Supercilious raises eyebrows

Supercilious is an adjective used to describe the haughtily disdainful or contemptuous either as a person or the facial expression that characterises it.

Supercilious is a word that shows that word-makers have always had a sense of humour. The word, supercilious, came into English in the early sixteenth century from the Latin word, supercilium, meaning haughty demeanour and pride. However its literal meaning was eyebrow from super, meaning above and cilium meaning eyelid. It comes from a description of the raised eyebrow that is an expression of arrogant contempt or haughty superiority.

When I think of supercilious my mind always conjures up a character from Jane Austen or the Bronte sisters, accustomed as they were to mingling with the haughty aristocracy of Regency England. A little search through their works yields quite a few passages—which follow, with a little abbreviating—that give a strong sense of superciliousness.

I have accompanied the passages with some of our favourite supercilious Australians.​

Alan Jones never less than totally supercilious

Jane Eyre by Charlotte Bronte

Blanche Ingram, after having repelled, by supercilious taciturnity, some efforts of Mrs. Dent and Mrs. Eshton to draw her into conversation, … had flung herself in haughty listlessness on a sofa …

Agnes Grey by Anne Bronte

Besides the old lady, there was another relative of the family, whose visits were a great annoyance to me – this was ‘Uncle Robson,’ … He seldom deigned to notice me; and, when he did, it was with a certain supercilious insolence of tone and manner that convinced me he was no gentleman: though it was intended to have a contrary effect.

Paul Keating known to be this supercilious

Jane Eyre by Charlotte Bronte

What sort of a person is Miss Wilson?’ she asked.

‘She is elegant and accomplished above the generality of her birth and station; and some say she is ladylike and agreeable.’

‘I thought her somewhat frigid, and rather supercilious in her manner today.’

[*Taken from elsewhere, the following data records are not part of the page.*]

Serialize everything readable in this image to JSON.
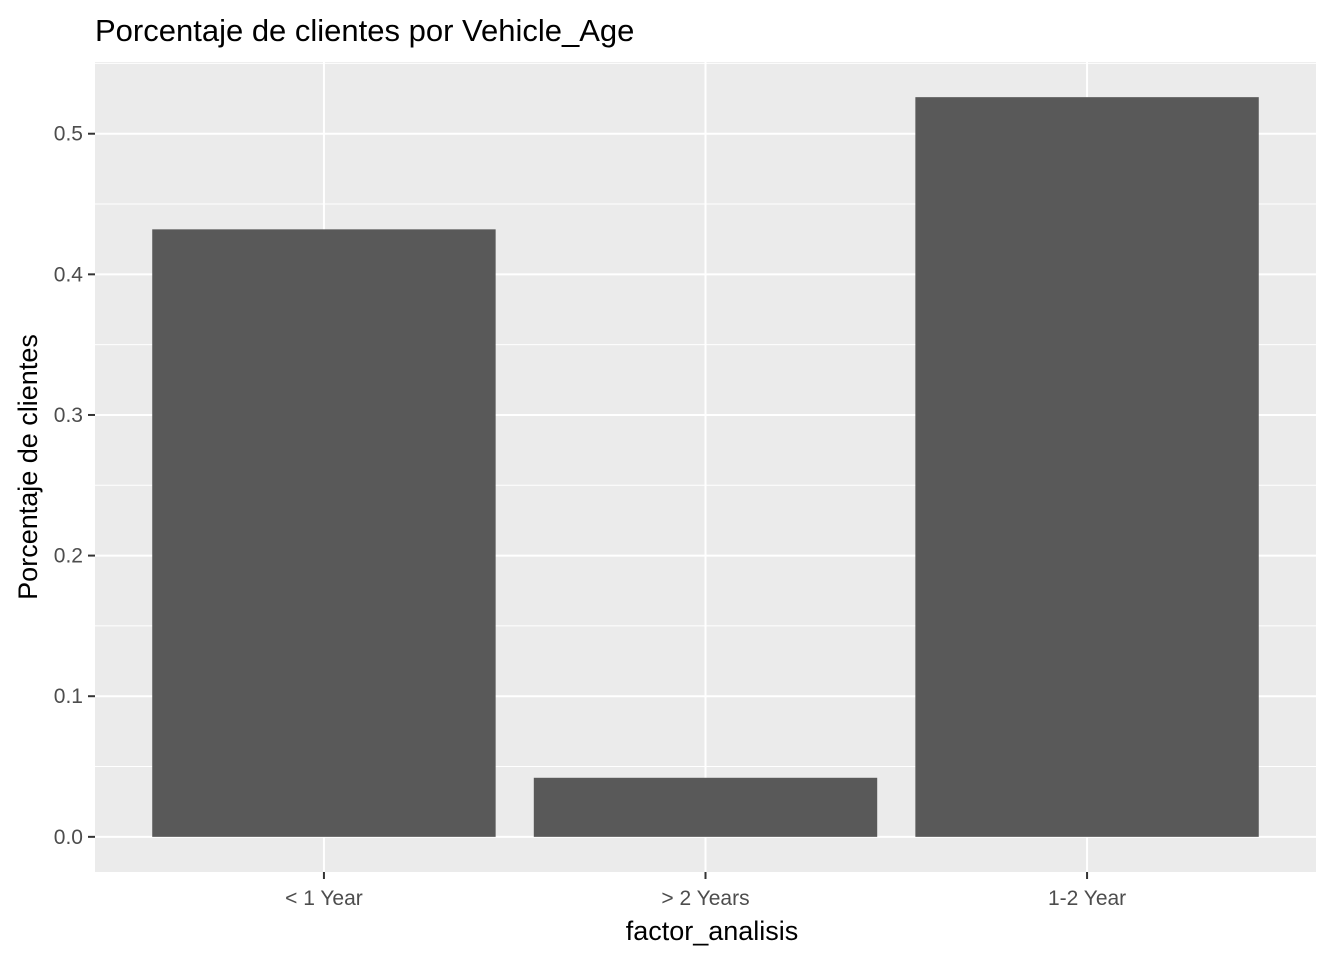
{
  "chart_data": {
    "type": "bar",
    "title": "Porcentaje de clientes por Vehicle_Age",
    "xlabel": "factor_analisis",
    "ylabel": "Porcentaje de clientes",
    "categories": [
      "< 1 Year",
      "> 2 Years",
      "1-2 Year"
    ],
    "values": [
      0.432,
      0.042,
      0.526
    ],
    "ylim": [
      -0.025,
      0.551
    ],
    "yticks": [
      0.0,
      0.1,
      0.2,
      0.3,
      0.4,
      0.5
    ],
    "ytick_labels": [
      "0.0",
      "0.1",
      "0.2",
      "0.3",
      "0.4",
      "0.5"
    ],
    "grid": true,
    "legend": "none",
    "colors": {
      "bar": "#595959",
      "panel_background": "#ebebeb",
      "grid": "#ffffff",
      "tick_text": "#4d4d4d",
      "tick_mark": "#333333"
    }
  }
}
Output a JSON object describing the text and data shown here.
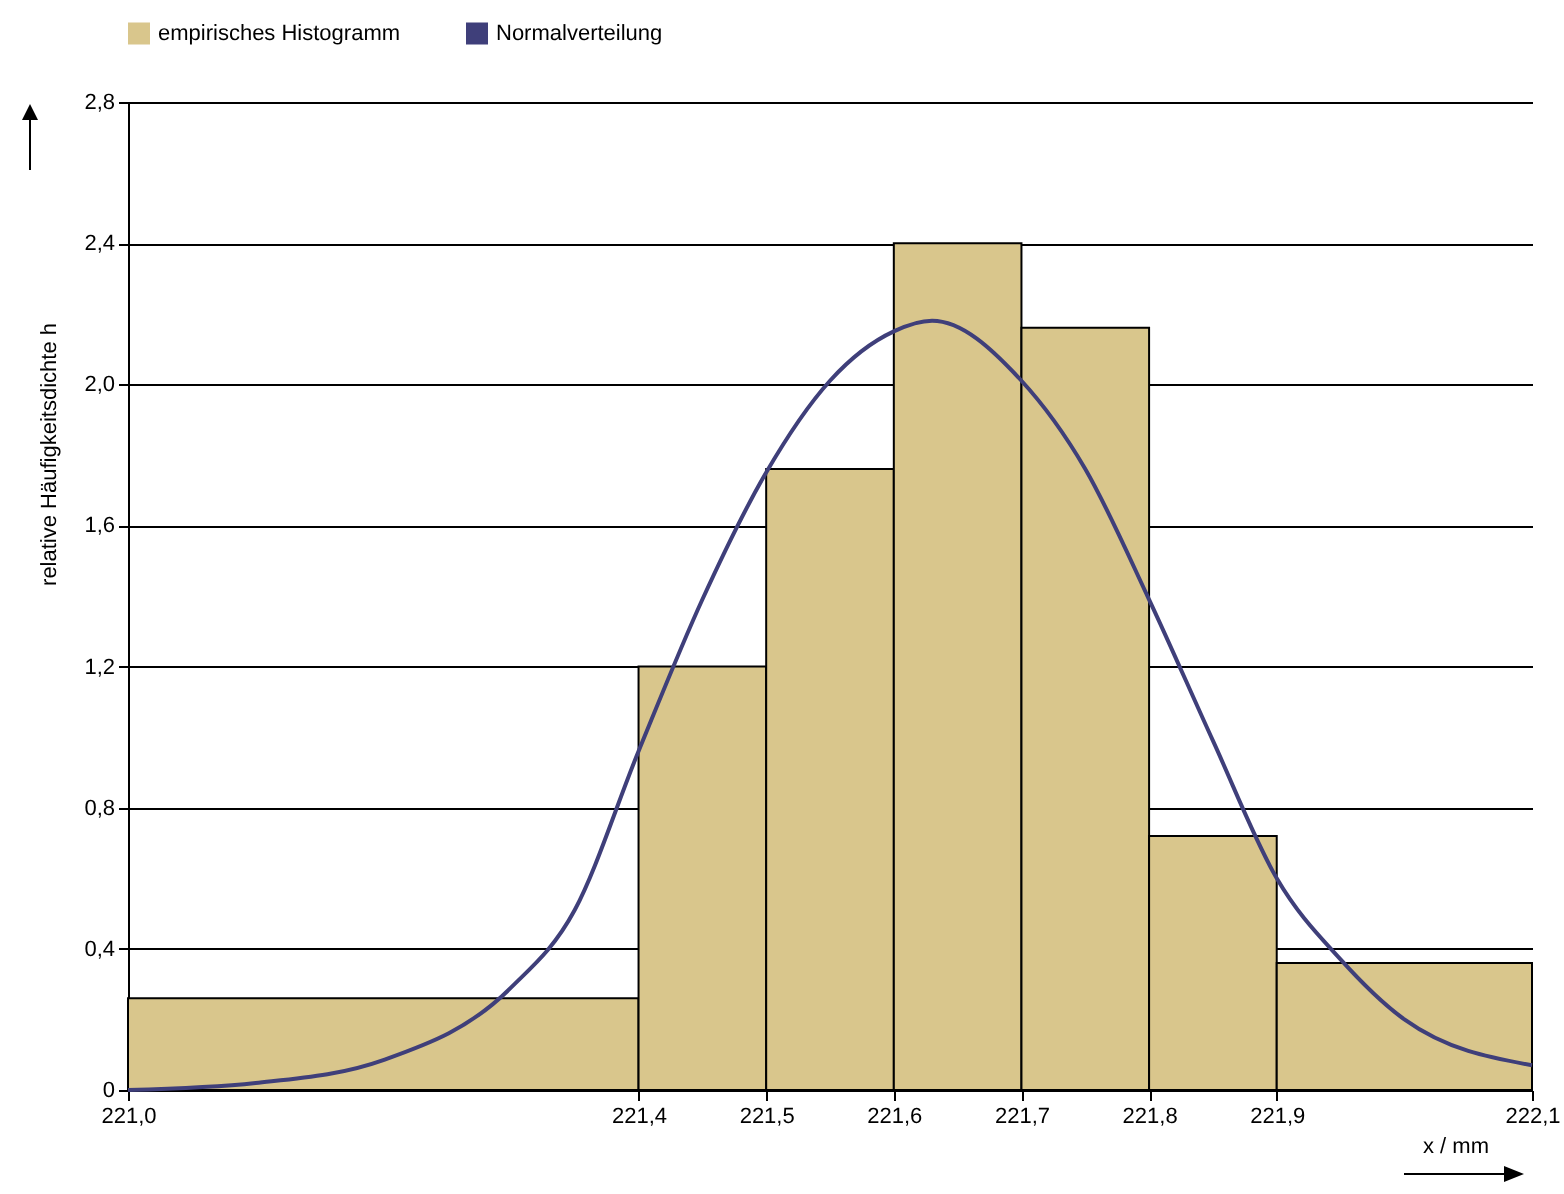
{
  "chart_data": {
    "type": "histogram",
    "xlabel": "x / mm",
    "ylabel": "relative Häufigkeitsdichte h",
    "bins": [
      221.0,
      221.4,
      221.5,
      221.6,
      221.7,
      221.8,
      221.9,
      222.1
    ],
    "series": [
      {
        "name": "empirisches Histogramm",
        "color": "#d9c68c",
        "values": [
          0.26,
          1.2,
          1.76,
          2.4,
          2.16,
          0.72,
          0.36
        ]
      },
      {
        "type": "line",
        "name": "Normalverteilung",
        "color": "#3f3f7a",
        "x": [
          221.0,
          221.1,
          221.2,
          221.3,
          221.35,
          221.4,
          221.45,
          221.5,
          221.55,
          221.6,
          221.63,
          221.7,
          221.75,
          221.8,
          221.85,
          221.9,
          221.95,
          222.0,
          222.1
        ],
        "values": [
          0.0,
          0.02,
          0.085,
          0.29,
          0.51,
          0.96,
          1.39,
          1.75,
          2.01,
          2.15,
          2.18,
          2.01,
          1.76,
          1.39,
          0.99,
          0.6,
          0.37,
          0.2,
          0.07
        ]
      }
    ],
    "xlim": [
      221.0,
      222.1
    ],
    "xticks": [
      {
        "value": 221.0,
        "label": "221,0"
      },
      {
        "value": 221.4,
        "label": "221,4"
      },
      {
        "value": 221.5,
        "label": "221,5"
      },
      {
        "value": 221.6,
        "label": "221,6"
      },
      {
        "value": 221.7,
        "label": "221,7"
      },
      {
        "value": 221.8,
        "label": "221,8"
      },
      {
        "value": 221.9,
        "label": "221,9"
      },
      {
        "value": 222.1,
        "label": "222,1"
      }
    ],
    "ylim": [
      0,
      2.8
    ],
    "yticks": [
      0,
      {
        "value": 0.4,
        "label": "0,4"
      },
      {
        "value": 0.8,
        "label": "0,8"
      },
      {
        "value": 1.2,
        "label": "1,2"
      },
      {
        "value": 1.6,
        "label": "1,6"
      },
      {
        "value": 2.0,
        "label": "2,0"
      },
      {
        "value": 2.4,
        "label": "2,4"
      },
      {
        "value": 2.8,
        "label": "2,8"
      }
    ],
    "grid": "y",
    "legend": "top left",
    "marker": "none",
    "line_style": "solid"
  }
}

The Tenant of Wildfell Hall by Anne Bronte

As for Richard Wilson’s sister … shortly after the death of her mother she … took lodgings in – the county town, where she … lives … in a kind of close-fisted, cold, uncomfortable gentility, doing no good to others, and but little to herself; … loving no one and beloved by none – a cold-hearted, supercilious, keenly, insidiously censorious old maid.

Kevin Rudd super-supercilious

Shirley by Charlotte Bronte

Young ladies,’ continued Joe, assuming a lordly air, ‘ye’d better go into th’ house.’

‘I wonder what for?’ inquired Shirley, to whom the overlooker’s somewhat pragmatical manners were familiar, and who was often at war with him; for Joe, holding supercilious theories about women in general, resented greatly, in his secret soul, the fact of his master and his master’s mill being, in a manner, under petticoat government, and had felt as wormwood and gall certain business- visits of the heiress to the Hollow’s counting-house.

Shirley by Charlotte Bronte

Mr. Moore, left alone, rose from his desk.

‘I can be very cool and very supercilious with Henry,’ he said. ‘I can seem to make light of his apprehensions, and look down ‘du haut de ma grandeur’ on his youthful ardour.

Fred Nile not only Supercilious but sanctimonious

Pride and Prejudice by Jane Austen

Within a short walk of Longbourn lived a family with whom the Bennets were particularly intimate. Sir William Lucas had been formerly in trade in Meryton, where he had made a tolerable fortune, and risen to the honour of knighthood by an address to the king during his mayoralty. … For, though elated by his rank, it did not render him supercilious; on the contrary, he was all attention to everybody.